Nothing unusual, either. It's not exactly surprising that Whitman employed an undocumented maid. It's common in California. Nevertheless, the situation has the potential to hurt her in all sorts of ways.

First and most obvious, it hurts with Latinos. More than 40 percent of Latinos had yet to decide between Brown and Whitman when the housekeeper story broke, according to a Public Policy Institute of California poll. A poll by Latino Decisions showed that among Latinos, the greatest number of undecided were those who had been naturalized within the last 10 years; in other words, the voters who were most on the fence were those most likely to identify with Diaz Santillan.

Whitman's “standing among Latinos was already precarious 14 days ago,” Segura says. “This was a disaster for her.”

Second, hard-core immigration restrictionists might be expected to abandon Whitman as well. Many such voters already were suspicious of her, and they may well conclude that she must have known Diaz Santillan was illegal. On Election Day, such voters could either stay home or cast a protest ballot for Chelene Nightingale, the American Independent Party candidate who has the backing of such anti-immigration diehards as ex–Rep. Tom Tancredo and Arizona Sheriff Joe Arpaio.

“It's definitely helped us,” says Nightingale, who admits she often is accused of being a spoiler. “But since this Maidgate happened, people come up and say, 'We're voting for you.' ”

Nightingale, who professes a belief in the coming “North American Union” (“It's like the European Union. Lou Dobbs reported about it a lot.”), polled at 1 percent in the most recent Public Policy Institute survey.

That trend will be tempered somewhat by the instinct of conservatives and partisans to rally around their candidate when she's under attack.

“The worst possible messenger was Gloria Allred,” says Mike Spence, a conservative activist who has pushed the Republican Party establishment to be tougher on immigration. “Conservatives like to fight, and fighting Gloria Allred created a great opportunity. I don't think it's hurt [Whitman] as much as some people would think.”

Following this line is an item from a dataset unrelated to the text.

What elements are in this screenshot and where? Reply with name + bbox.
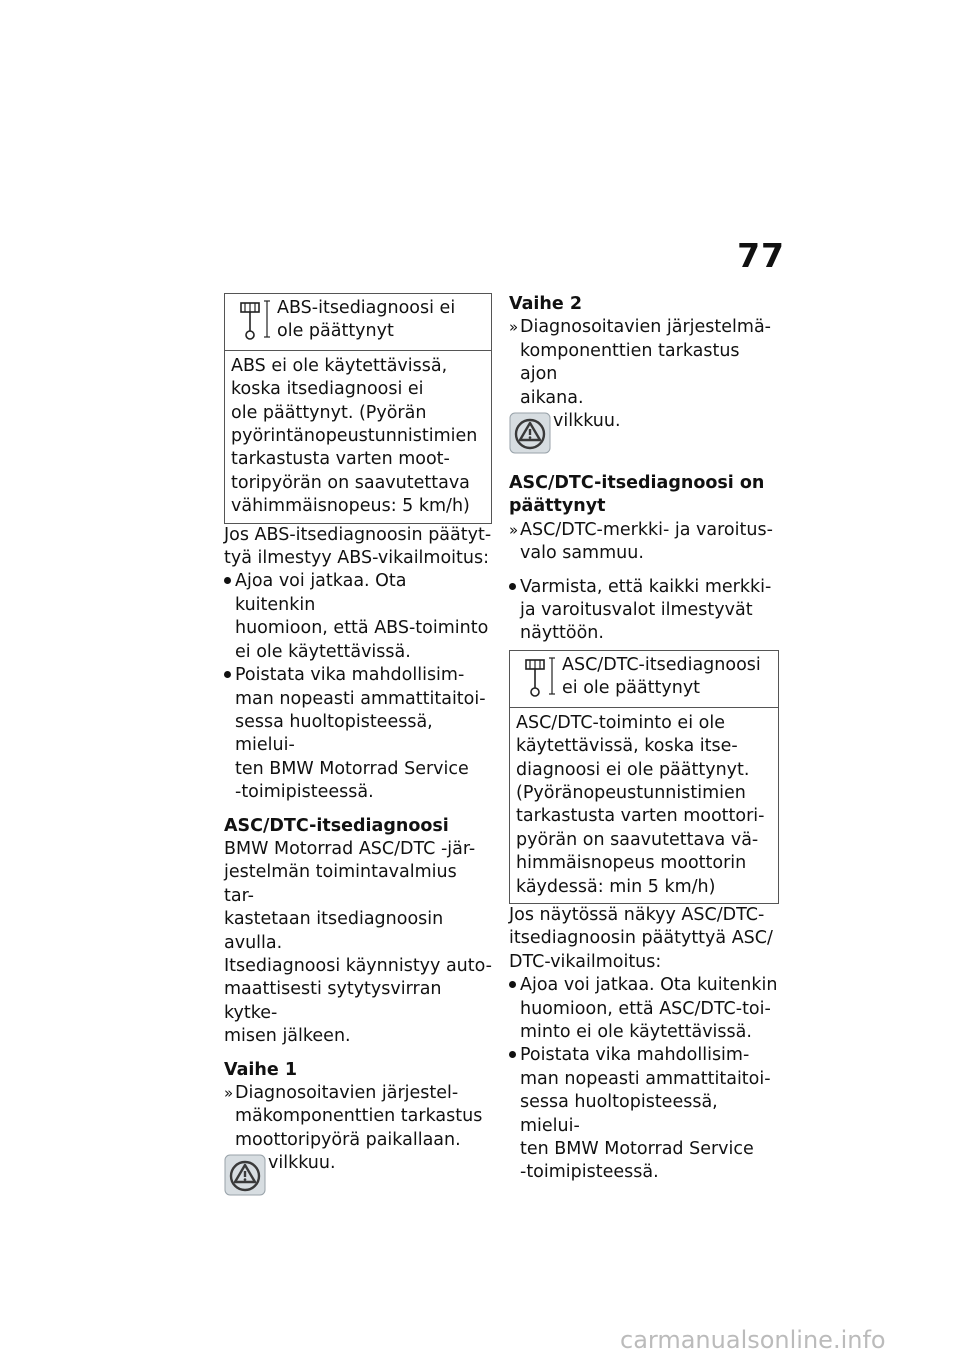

Third and perhaps least obvious, the story could hurt Whitman among women. In the Field Poll issued in September, Whitman and Brown were tied among female votores — a striking result, given Democrats' large historic advantage among women.

“It's an issue having to do with domestic help,” notes Mark DiCamillo, the director of the Field Poll, who says he is curious to see how women will react. “There could be a greater identification for [the housekeeper's] role in this.”

Allred, who has emphasized how Diaz Santillan was treated during her pregnancy, says Whitman never bought the baby a gift, never called to ask how the baby was doing, and threatened to terminate Diaz Santillan if she herself couldn't find a fill-in housekeeper. (Whitman's staff counters, saying that she and Diaz Santillan exchanged gifts over the holidays, and that Whitman still has the pillow covers her housekeeper gave her.) The arguments by both sides seem calculated to appeal to female voters.

It's hard not to attribute a similar motive to the Whitman campaign's decision to grab onto the “whore” controversy with both hands. The remark got Brown in some hot water with his feminist allies — even Allred issued a statement of condemnation — and chewed up a couple of news cycles.

More important, from Whitman's perspective: It changed the subject. Just talking about immigration is likely to increase the issue's salience with voters, which cuts against her. Even in front of a Latino audience at the Balboa Bay Club last Friday, she never mentioned immigration.

Standing stiff-backed against the wall was Fabian Villalobos. He's from Mexico and lives in Santa Ana. He's been a waiter at the Balboa Bay Club for seven years. In an interview, Villalobos says he and his wife had seen Diaz Santillan crying on TV. He thought it was all a bit scripted, but his wife was upset. She said “bad things,” Villalobos says, like, “They are always abusing Mexicans that don't have papers.”

Villalobos can't vote — he has a green card. But his wife, a U.S. citizen, will be casting her ballot for Jerry Brown.